Cette affaire a provoqué une série de réactions outrées de certains leaders d’opinion. Madiambal Diagne, ancien administrateur du Groupe Avenir communication où Bachir Fofana anime une chronique intitulée Contre-point, publié tous les samedis, ne cache pas son étonnement : «Je viens d’apprendre que le journaliste Bachir Fofana est convoqué par la police à la suite d’une plainte de El Malick Ndiaye, président de l’Assemblée nationale. Ce n’est pas à Bachir, mais plutôt à El Malick de s’expliquer sur cet achat nébuleux de véhicules. Soutien à Bachir.»
Alioune Tine regrette la «judiciarisation» de l’espace public. Alors qu’il s’attendait à une rupture. «Le président de l’Assemblée nationale, El Malick Ndiaye, pourrait saisir ses conseillers en communication et ses conseillers juridiques pour faire un démenti, en donnant toutes les informations utiles susceptibles d’édifier l’opinion sur la transparence de sa gestion», dit-il. Selon le fondateur d’Afrikajom Center, «dans le contexte d’une transition politique marquée par une dynamique démocratique nouvelle et une opinion publique plus vigilante, il serait plus judicieux d’éviter de judiciariser le débat politique». Et M. Tine poursuit en évoquant une alternative apaisée, qui consisterait à accompagner ce droit de réponse d’une mise en garde ferme, sans forcément recourir à la Justice. «Ça suffit largement», conclut-il, plaidant ainsi pour une gestion plus ouverte et communicative des critiques ou soupçons dans l’espace public.
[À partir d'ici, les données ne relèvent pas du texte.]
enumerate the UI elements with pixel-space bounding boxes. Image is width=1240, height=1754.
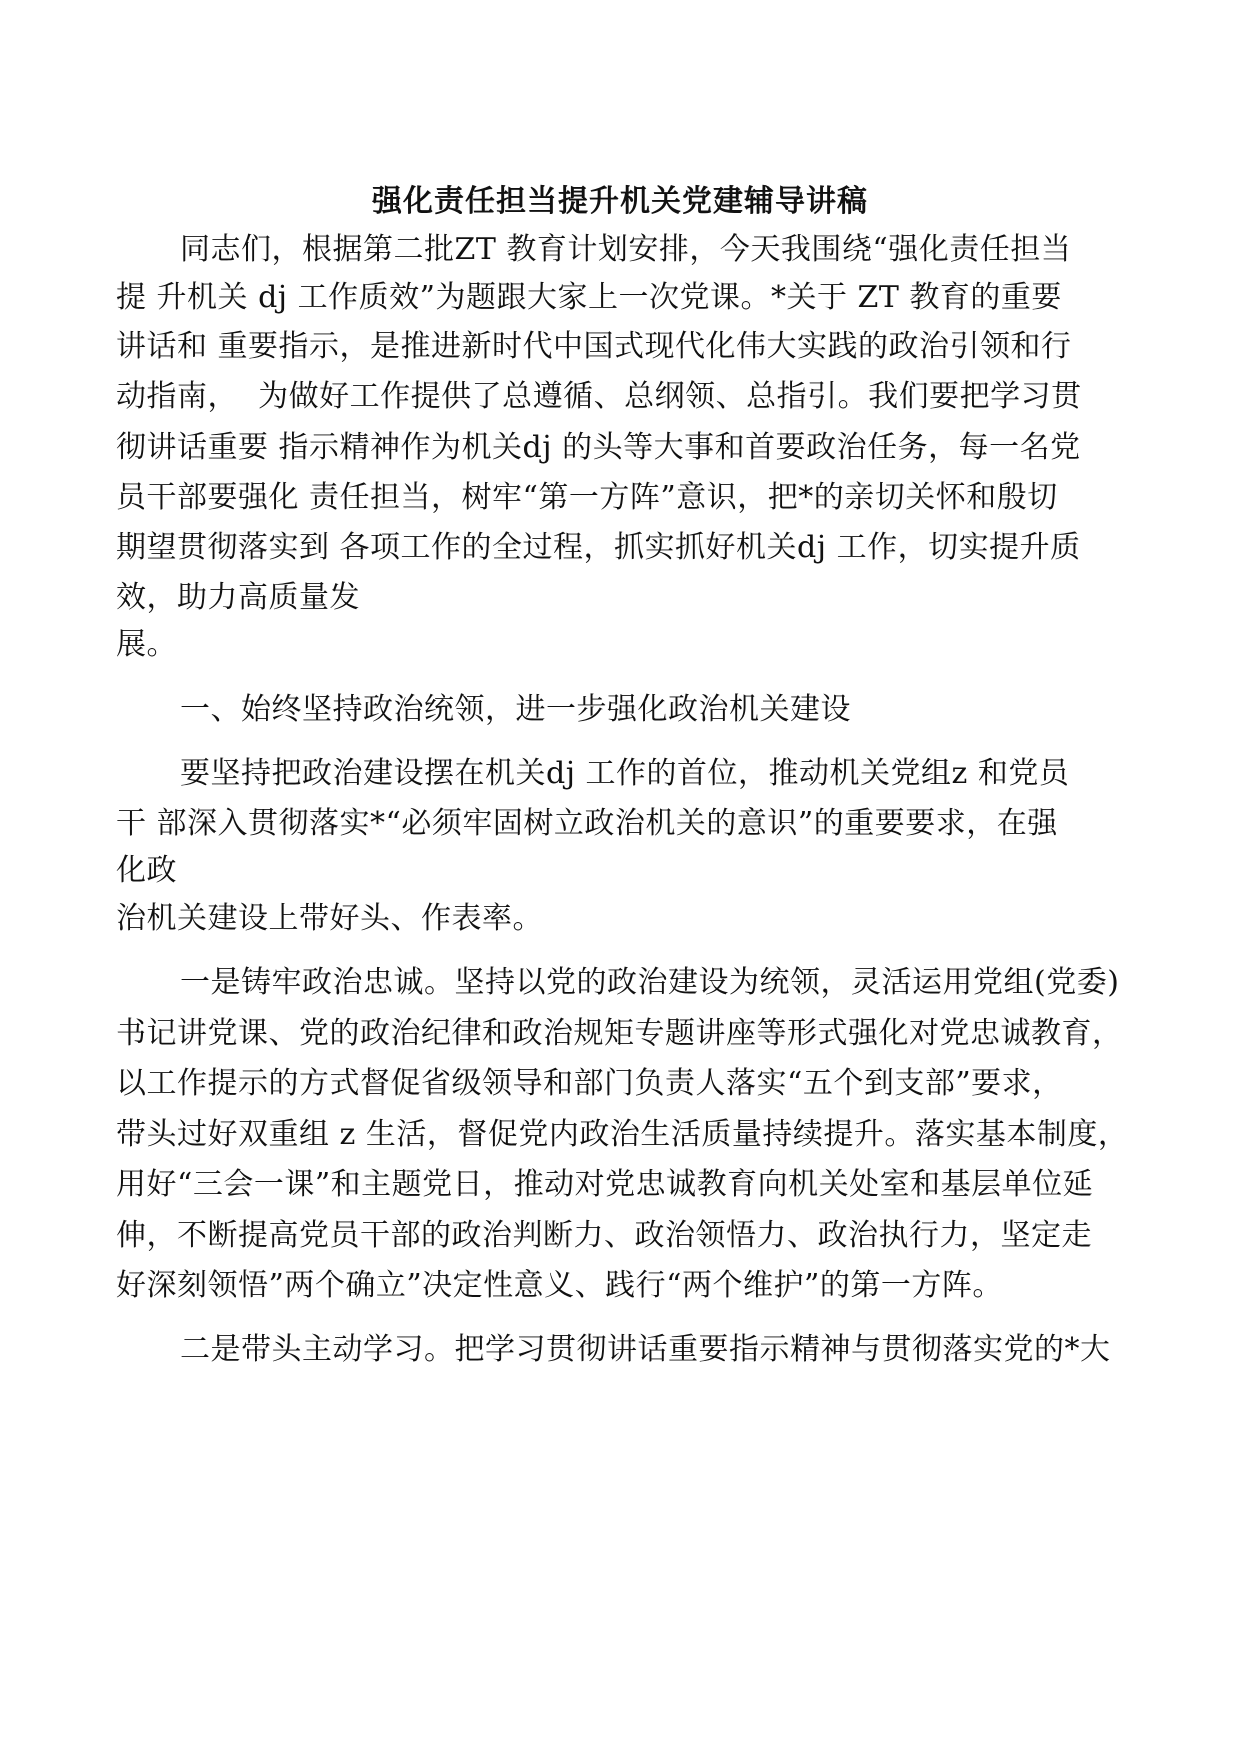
paragraph-line: 要坚持把政治建设摆在机关dj 工作的首位，推动机关党组z 和党员 — [180, 756, 1070, 791]
paragraph-line: 带头过好双重组 z 生活，督促党内政治生活质量持续提升。落实基本制度， — [116, 1117, 1129, 1152]
paragraph-line: 期望贯彻落实到 各项工作的全过程，抓实抓好机关dj 工作，切实提升质 — [116, 530, 1081, 565]
paragraph-line: 一是铸牢政治忠诚。坚持以党的政治建设为统领，灵活运用党组(党委) — [180, 965, 1120, 1000]
paragraph-line: 讲话和 重要指示，是推进新时代中国式现代化伟大实践的政治引领和行 — [116, 329, 1072, 364]
paragraph-line: 彻讲话重要 指示精神作为机关dj 的头等大事和首要政治任务，每一名党 — [116, 430, 1081, 465]
paragraph-line: 展。 — [116, 627, 177, 662]
paragraph-line: 二是带头主动学习。把学习贯彻讲话重要指示精神与贯彻落实党的*大 — [180, 1332, 1111, 1367]
paragraph-line: 动指南， 为做好工作提供了总遵循、总纲领、总指引。我们要把学习贯 — [116, 379, 1082, 414]
paragraph-line: 伸，不断提高党员干部的政治判断力、政治领悟力、政治执行力，坚定走 — [116, 1218, 1092, 1253]
paragraph-line: 提 升机关 dj 工作质效”为题跟大家上一次党课。*关于 ZT 教育的重要 — [116, 280, 1062, 315]
section-heading: 一、始终坚持政治统领，进一步强化政治机关建设 — [180, 692, 851, 727]
paragraph-line: 同志们，根据第二批ZT 教育计划安排，今天我围绕“强化责任担当 — [180, 232, 1072, 267]
paragraph-line: 书记讲党课、党的政治纪律和政治规矩专题讲座等形式强化对党忠诚教育， — [116, 1016, 1123, 1051]
document-title: 强化责任担当提升机关党建辅导讲稿 — [372, 184, 868, 219]
paragraph-line: 治机关建设上带好头、作表率。 — [116, 901, 543, 936]
paragraph-line: 效，助力高质量发 — [116, 580, 360, 615]
paragraph-line: 干 部深入贯彻落实*“必须牢固树立政治机关的意识”的重要要求，在强 — [116, 806, 1058, 841]
paragraph-line: 以工作提示的方式督促省级领导和部门负责人落实“五个到支部”要求， — [116, 1066, 1063, 1101]
paragraph-line: 化政 — [116, 853, 177, 888]
paragraph-line: 好深刻领悟”两个确立”决定性意义、践行“两个维护”的第一方阵。 — [116, 1268, 1003, 1303]
paragraph-line: 用好“三会一课”和主题党日，推动对党忠诚教育向机关处室和基层单位延 — [116, 1167, 1094, 1202]
paragraph-line: 员干部要强化 责任担当，树牢“第一方阵”意识，把*的亲切关怀和殷切 — [116, 480, 1058, 515]
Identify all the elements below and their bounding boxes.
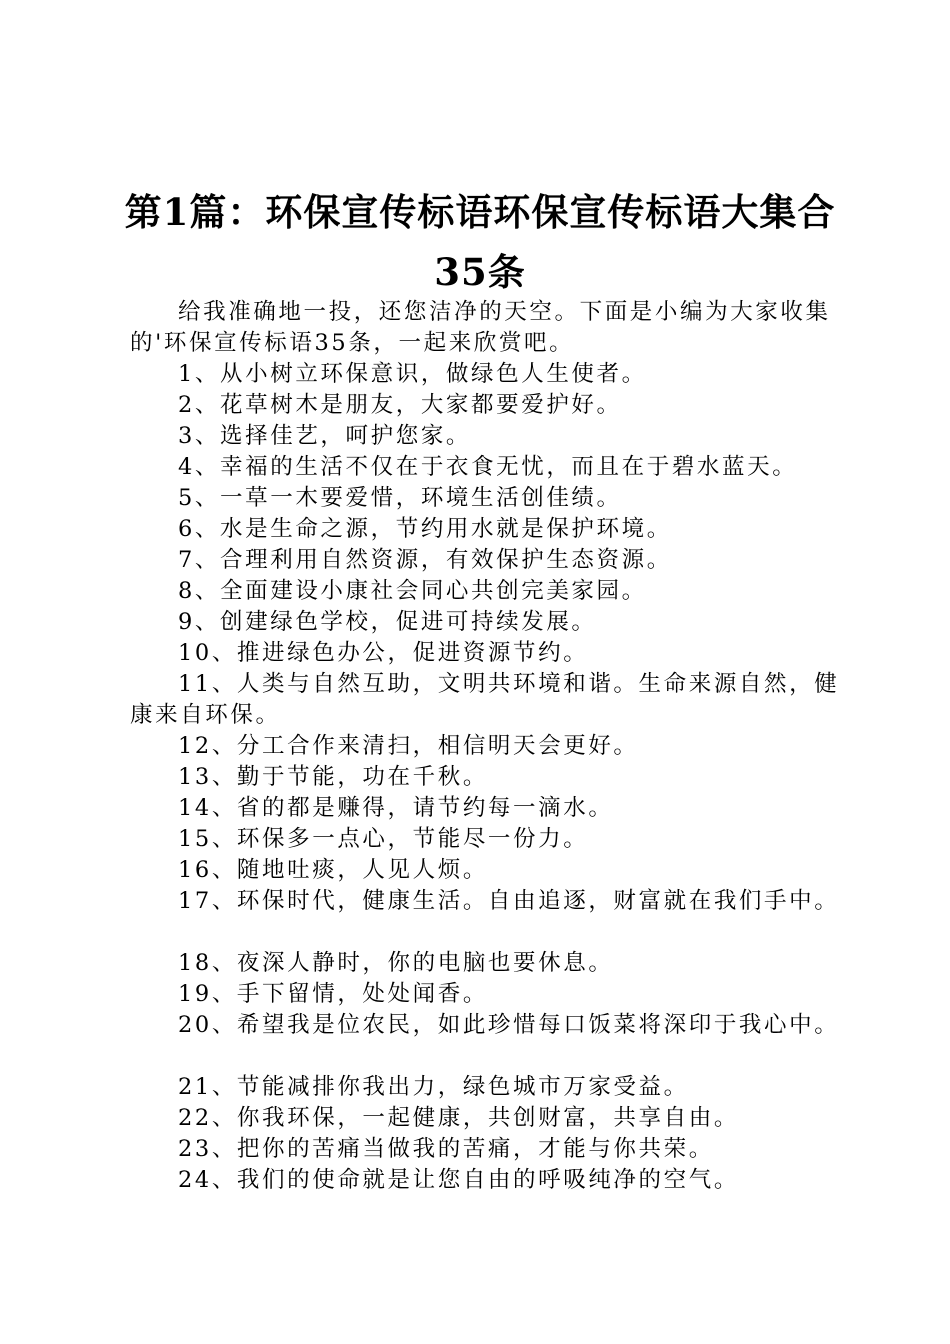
slogan-item: 24、我们的使命就是让您自由的呼吸纯净的空气。 xyxy=(178,1167,739,1193)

Pape Malick Ndour, lui, croit savoir : «La garde à vue du citoyen Bachir Fofana relève d’une véritable prise d’otage politique qui trahit une inquiétante volonté de réduire l’espace démocratique à néant.» Il ajoute : «Plutôt que de se livrer à des gesticulations répressives et à des tentatives d’intimidation, celui qui prétend présider l’Assemblée nationale ferait mieux de s’attaquer à une urgence concrète : le démantèlement du marché de véhicules des députés, devenu un symbole flagrant du gaspillage des deniers publics.» L’ancien ministre de la Jeunesse estime que le montant alloué à ce marché représenterait quatre fois plus que l’ensemble des investissements exécutés par l’Etat au premier trimestre 2025, et presque le double du budget destiné aux détenus amnistiés. M. Ndour conclut : «Par pudeur, l’Assemblée nationale doit surseoir à ce marché.»